# kymco mxu 500 radiator relocate



## InToDeep913 (Mar 1, 2012)

1st kymco mxu 500 with radiator relocate that im aware of! thanks to this forum for the awesome how-to.


----------



## The Big Bad Wolf (Mar 8, 2011)

sweet!:bigok:. you got a little dirt on yer umm... well all over really !


----------



## Polaris425 (Dec 16, 2004)

nice! looks really good!


----------



## InToDeep913 (Mar 1, 2012)

Yeah had it out last weekend and haven't had time to clean it with wife and kid sick. Once I'm done with the project I'll clean it


----------



## InToDeep913 (Mar 1, 2012)

Well I finished it up but now I keep blowing the fuse for the fan. Only thing I messed with wiring wise was the wires that go to a piece in the radiator I had to extend. Any ideas?


----------



## crazybear (Jan 11, 2012)

not trying to be a smart aXX but how bout just using a larger fuse?


----------



## InToDeep913 (Mar 1, 2012)

Don't take this wrong way but that's a bad idea. If it was working fine and all I did was extend wire 6 inches theres a issue. By putting a stronger fuse it could cause issues somewhere else by overcompensating with the fuse. Any other ideas?


----------



## InToDeep913 (Mar 1, 2012)

Any ideas? Redid all the connections and still blowing fuses


----------



## southernbrute750 (Jul 5, 2011)

Double check the wiring. Make sure where you spliced them together they are conected to the correct corosponding wire. Also check to see if anything is grounding out or if any open wires are touching themselveswhere to spliced them.


----------



## InToDeep913 (Mar 1, 2012)

Checked all the wires. Nothing is exposses. As soon as the fan is suppose to turn on the fuse blows now. Im stuck. Is there a way to wire a toggle directly into thefan and bypass all the relays? I have two wires running from a relay to the actual fan. A black and blue one. Any ideas? Would it be to much constant amps? Are the solenoids constant amp or no? Thanks in advance


----------



## acidbreez (Mar 21, 2012)

Try washing the fan really good, sometimes when the fan gets too dirty it causes the fuse to blow. Also here's a picture of my rad relocate


----------



## InToDeep913 (Mar 1, 2012)

Acidbreez is that a mxu 400 or 500?


----------



## whoolieshop (Mar 22, 2011)

Try cleaning the fan as mentioned, see if it turns easily by hand. A fan that has a hard time turning will cause the motor to heat up and draw more amperage blowing the fuse. You're absolutely correct in NOT changing the fuse to band-aid some other problem. 
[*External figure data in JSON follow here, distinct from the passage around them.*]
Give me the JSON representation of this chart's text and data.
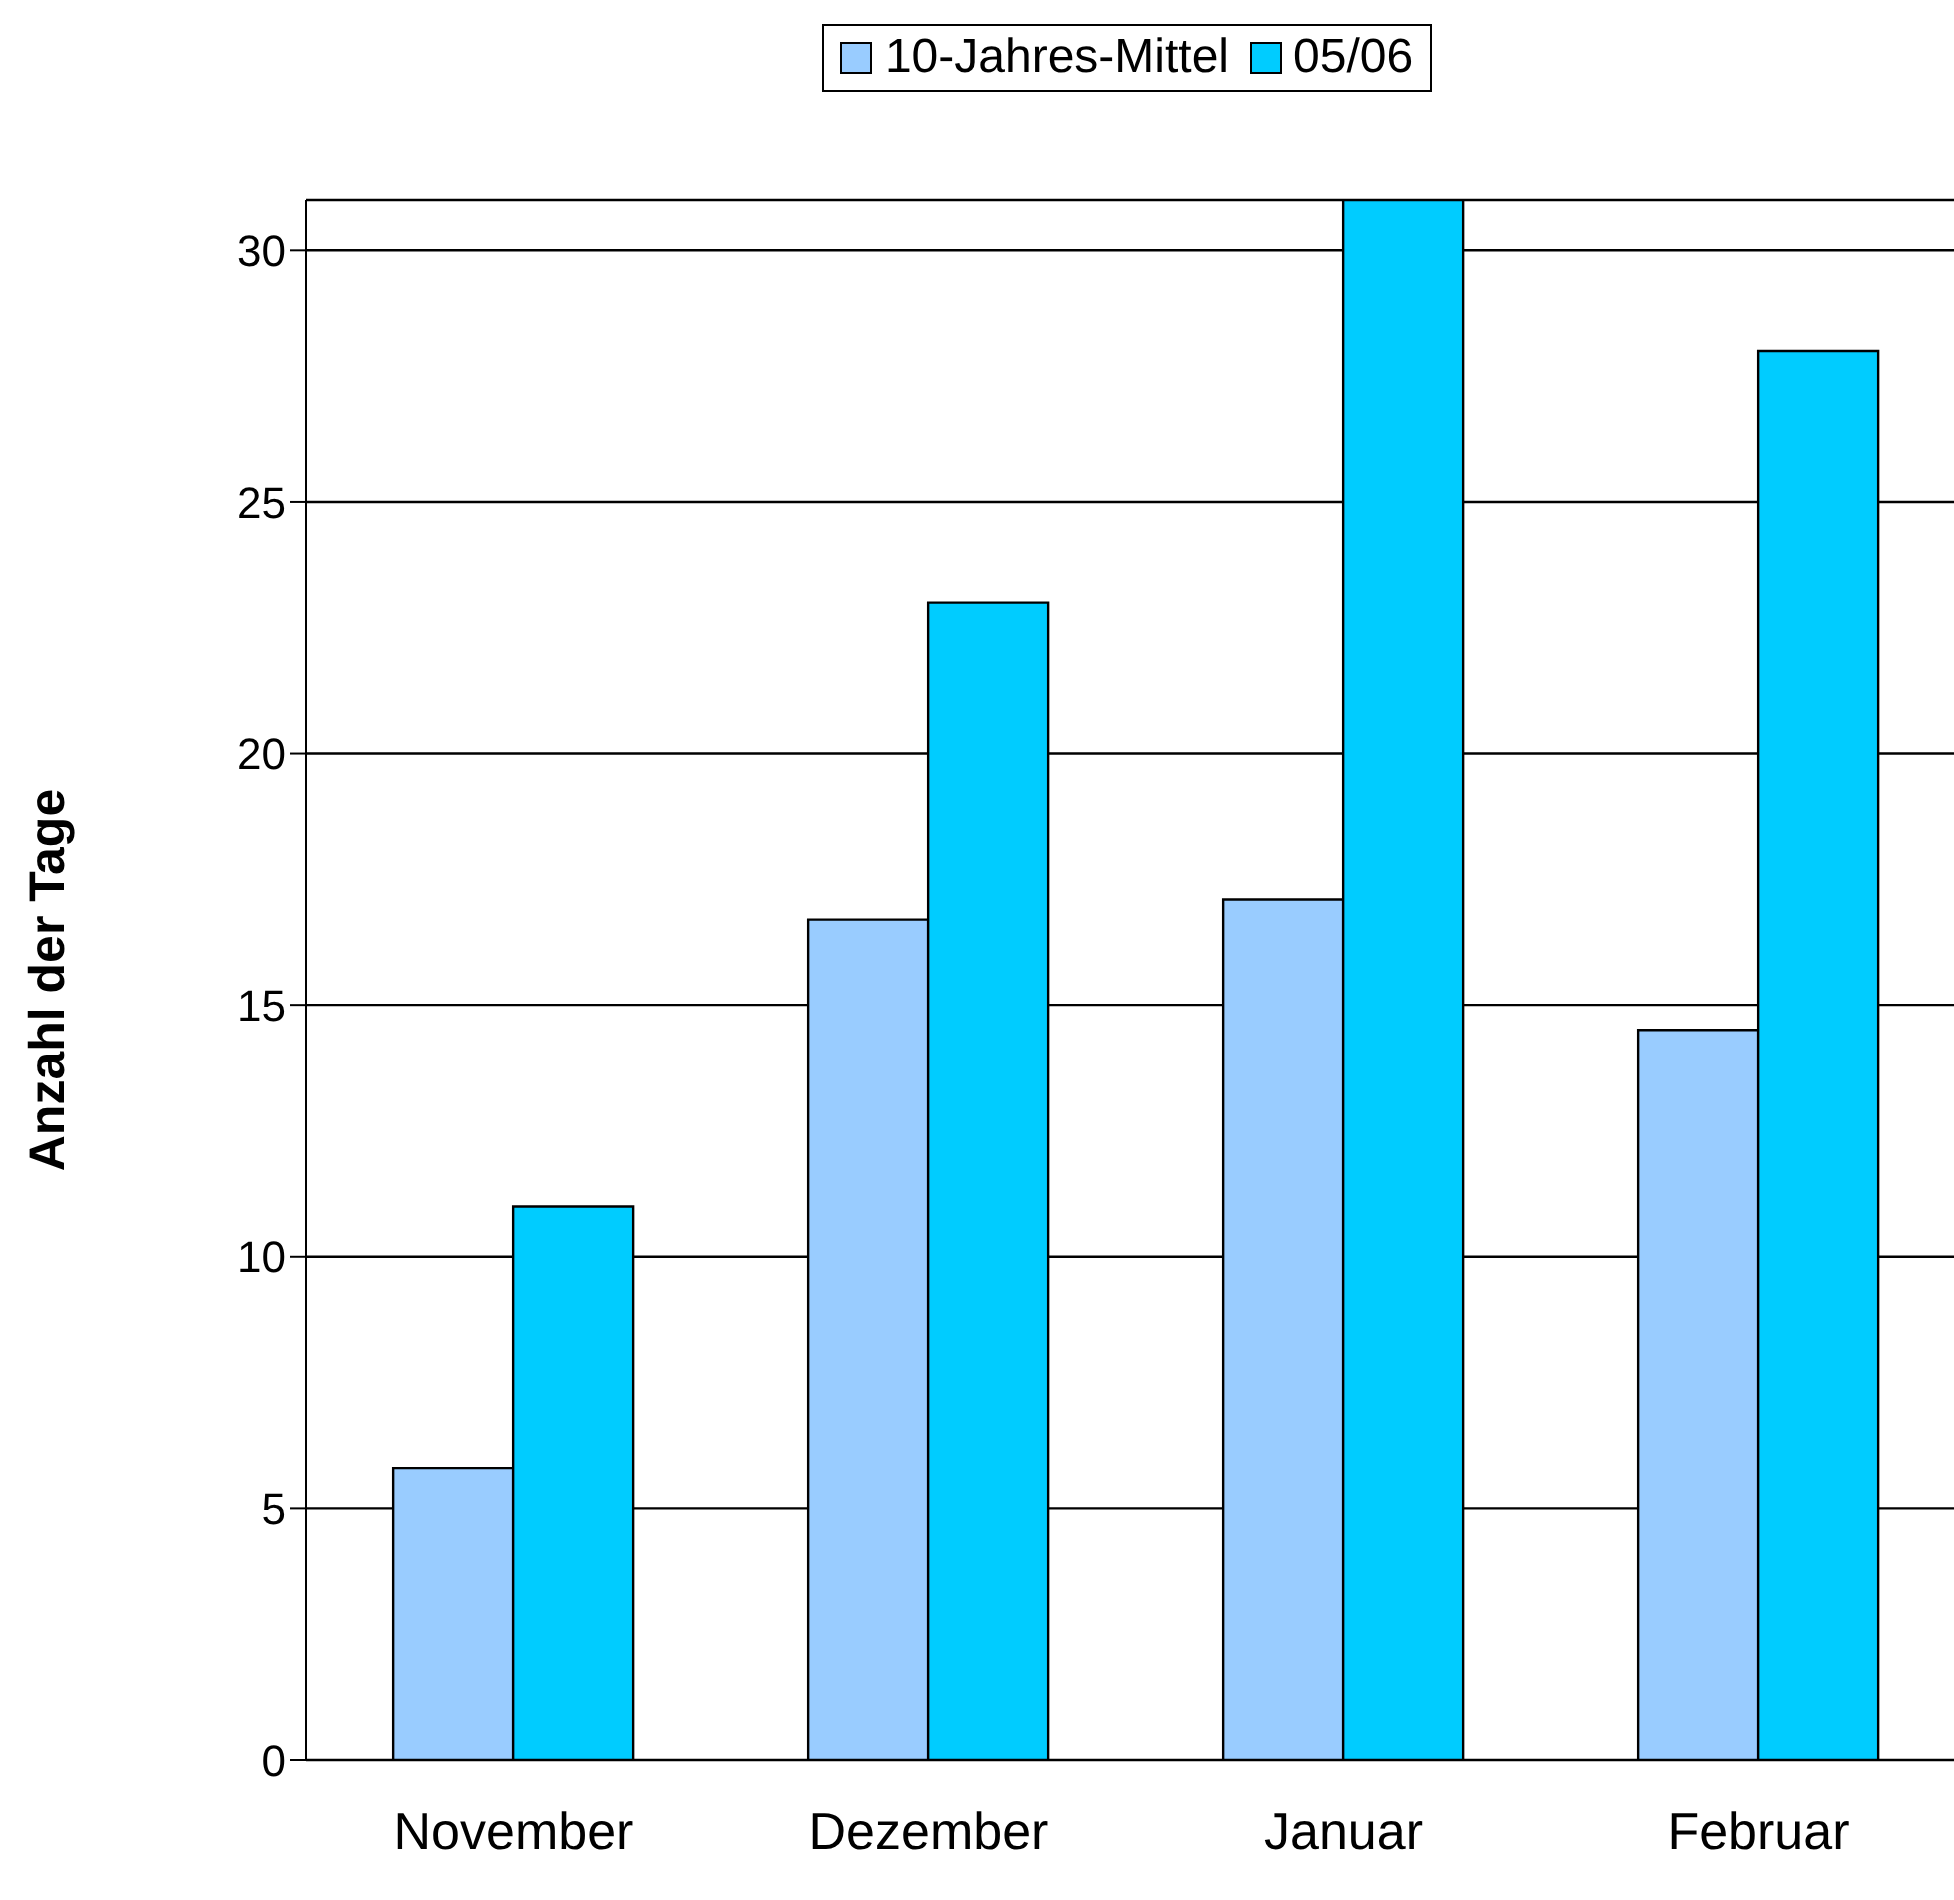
{
  "chart_data": {
    "type": "bar",
    "ylabel": "Anzahl der Tage",
    "categories": [
      "November",
      "Dezember",
      "Januar",
      "Februar"
    ],
    "series": [
      {
        "name": "10-Jahres-Mittel",
        "color": "#99ccff",
        "values": [
          5.8,
          16.7,
          17.1,
          14.5
        ]
      },
      {
        "name": "05/06",
        "color": "#00ccff",
        "values": [
          11.0,
          23.0,
          31.0,
          28.0
        ]
      }
    ],
    "ylim": [
      0,
      31
    ],
    "yticks": [
      0,
      5,
      10,
      15,
      20,
      25,
      30
    ],
    "grid": "y",
    "legend": "top"
  }
}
It might work for a while and it might overload the circuit causing a wiring harness melt down!

I wish I had taken photos of some of the customers boats that I have worked on that corrosion caused blown fuses and they just kept upping the fuse until the entire wiring harness smoked!

Anyways a couple of ideas:
1) does the fan unplug?
2) do you have a multimeter with an ohms reading??

if 1 and 2 are yes, unplug the fan, set your meter to the ohms scale, connect your meter to ground, then probe each side of the fuse that is blowing.

Your meter should read nothing or NC or infinity (whatever it reads when the meter isn't connected to anything on the ohms scale) if it reads something other then there is most definitely a short to ground.

If there's no short then we need to move on to the fan. The two wires coming from the fan need a positive and negative to make the fan operate, it really doesn't matter which way you hook it up for testing purposes as its a DC motor and it won't hurt it to run backwards.

Connect one side of the fan wiring to ground via a jumper wire. Then connect a jumper to the other wire (WITH a fuse equal to the fuse that is blowing), then connected to the positive side of the battery. 

If the fan does not run then the fan is the culprit.

If it does run we've got some more troubleshooting to do... Most of these things have a thermostat that once the water in the radiator gets hot enough the thermostat will close a switch and apply a ground to the other side of the fan. I would triple check my wiring and make sure that the wire that feeds the fan isn't mistakingly connected to the wire that ties into the thermostat.

This would cause 12v+ to be connected to ground whenever the thermostat closed, thus blowing your fuse and never powering the fan. (Does the fuse blow when the engine gets warm enough for the fan come on or instantly?)

If all that fails we will have to look elsewhere but that is every possible scenario I can think of for why you would be blowing the fuse to the fan!


----------



## InToDeep913 (Mar 1, 2012)

Thanks for the write up whoolie but I fixed it already but forgot to update the thread. What is was, the two wires I had to extend to the fan were a smaller gauge and I didn't even notice. The fuse would blow when I would get it hot enough to turn the fan on. Once I changed the wire to the same gauge as the fan was it fixed the problem


----------



## acidbreez (Mar 21, 2012)

Intodeep913 its the mxu500


----------